A substance abuse counselor helps patients overcome addiction.

The job outlook for substance abuse, behavioral disorder and mental health counselors is promising, according to the latest figures from the U.S. Bureau of Labor Statistics (BLS). Employment is expected to grow 23% from 2016 to 2026, the bureau projects.

The anticipated growth may be the result of more people seeking help to address addiction issues, and as states are leaning toward offering treatment and counseling for drug offenders in lieu of jail.

The Opioid CrisisA Nation in Pain

Organizations and government agencies at the local, state and federal levels have mobilized to address the rate of substance abuse in the United States. In 2015, more than 27 million people used illicit drugs or misused prescription drugs, and more than 66 million people reported binge drinking, according to the Surgeon General’s Report on Alcohol, Drugs and Health.
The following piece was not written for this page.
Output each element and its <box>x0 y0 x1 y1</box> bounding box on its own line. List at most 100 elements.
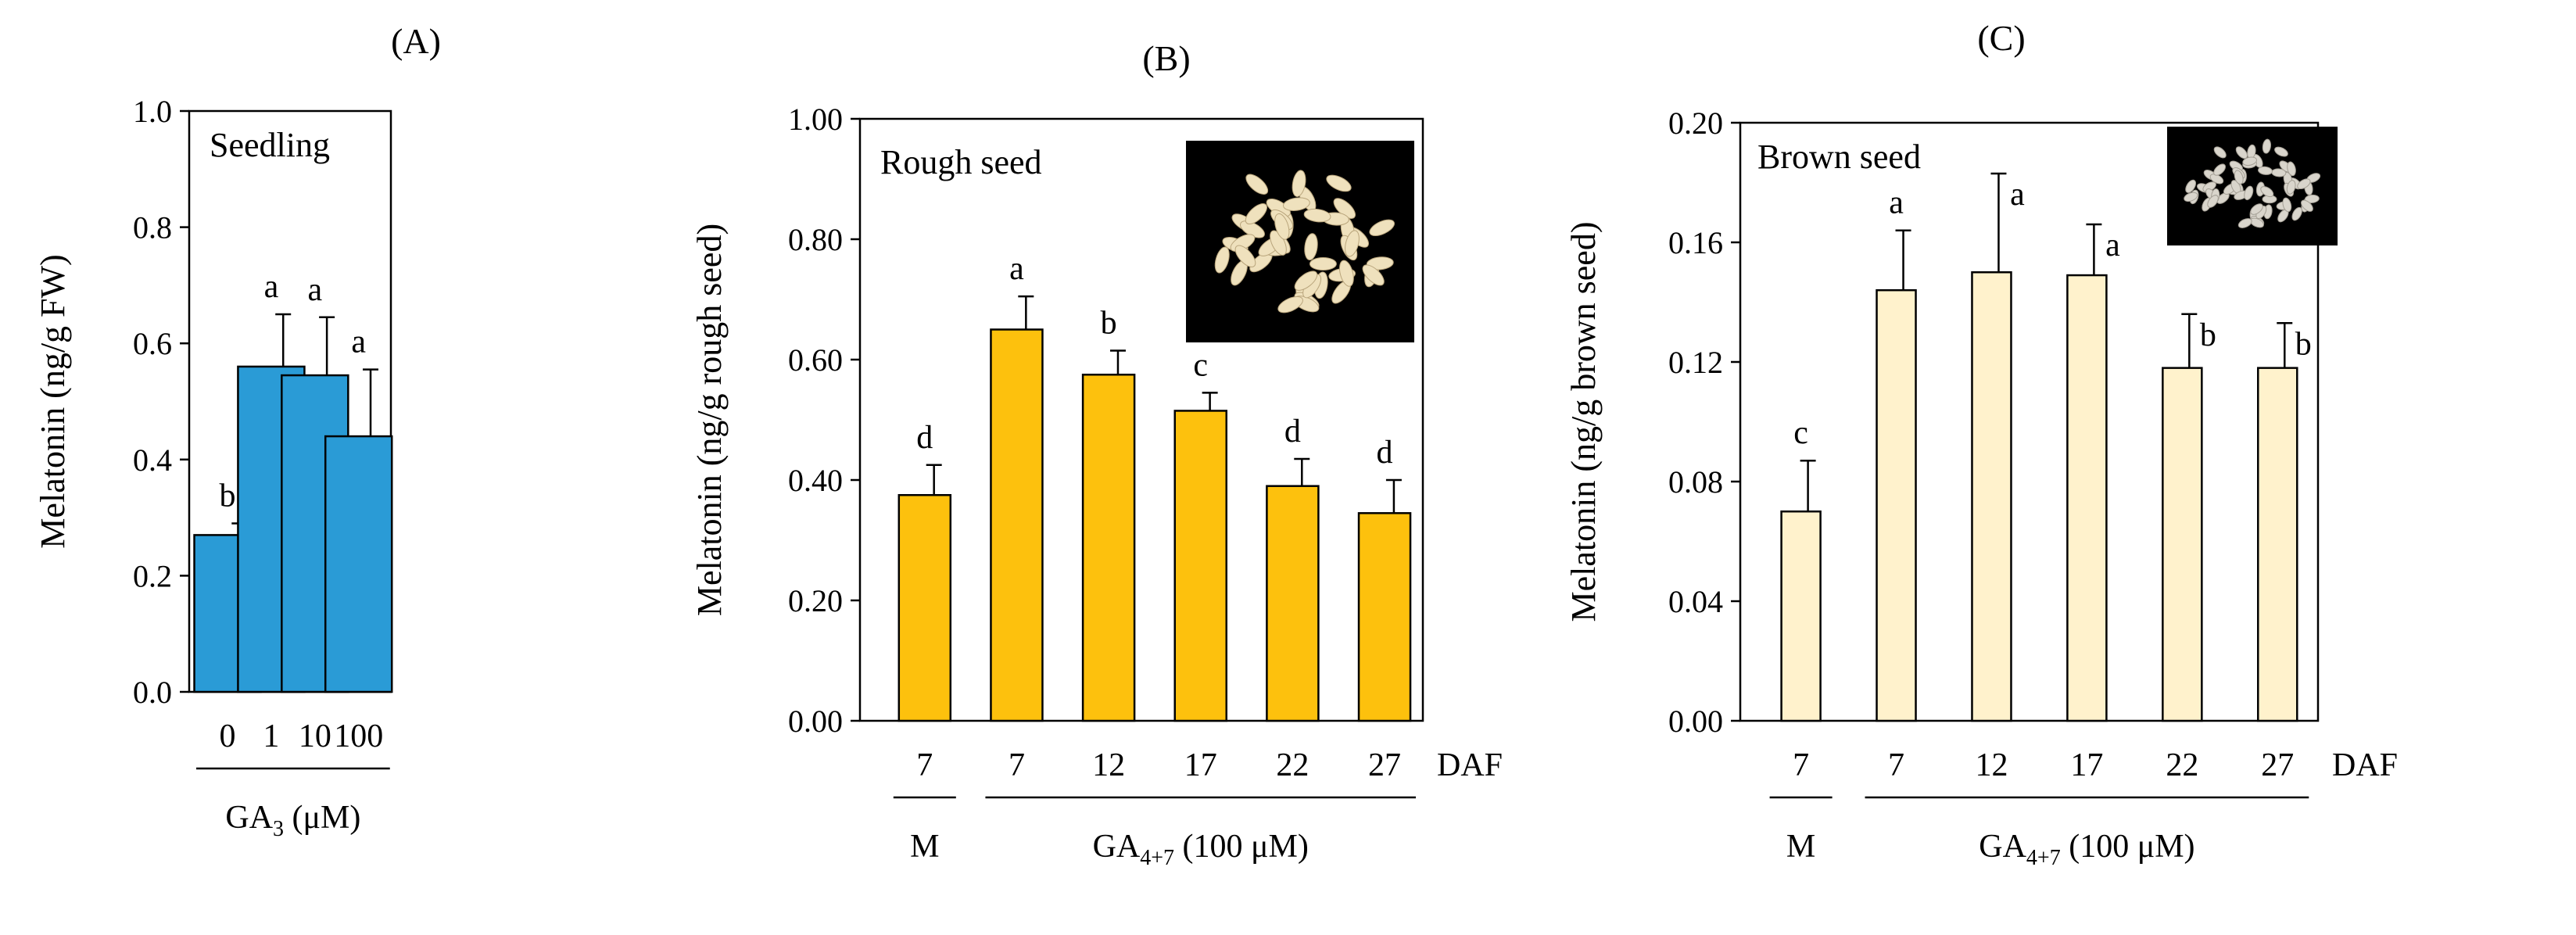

In 2016, the average pay for a substance abuse, behavioral disorder and mental health counselor was $44,160 a year. This figure should be used as a guideline, as actual salaries may depend on location, educational attainment, work environment and myriad other factors. People are encouraged to conduct their own salary research.

What sets substance abuse counseling apart from some other psychology career options is that it can be a very personal pursuit for practitioners. Many people in the field have either suffered from substance abuse or are familiar with someone — maybe a friend or family member — who has suffered.

Where Substance Abuse Counselors Work

Some substance abuse counselors seek positions in small, community-focused nonprofit organizations. Others work for major healthcare providers. There are counselors who start their own practices, either by themselves or as part of a small team of practitioners.

Companies of all sizes call upon substance abuse counselors to design support systems and education to help employees. And substance abuse counselors are in demand for criminal justice agencies and programs.

Where you work is just one consideration. How you work is another.

Counselors may opt to provide one-on-one support or work with groups. They can stay in one location, or travel from site to site. Some professionals take an interest in research, analyzing and reporting information that can help other counselors provide a higher level of care.

Becoming a Substance Abuse Counselor

Although education requirements vary by state and employer, a degree in psychology can provide a foundation in human behavior, including courses that cover cognitive, forensic and abnormal psychology, human development, research methods and emerging theories.

Some psychology students may narrow their studies to substance abuse counseling, seeking answers to the following questions:

  • How do drugs interact with the human body, and how are they misused?
  • Why are certain drugs considered legal why others are outlawed?
  • What is the social and cultural impact of substance abuse?
  • How do counselors effectively provide treatment for substance abuse?
  • How can legalization affect the societal impact and treatment of substance abuse?

Counselors specializing in substance abuse must possess a license to practice and supervised clinical experience, according to the BLS. Requirements may vary by state. More information can be found through the National Board for Certified Counselors and the Addiction Technology Transfer Network.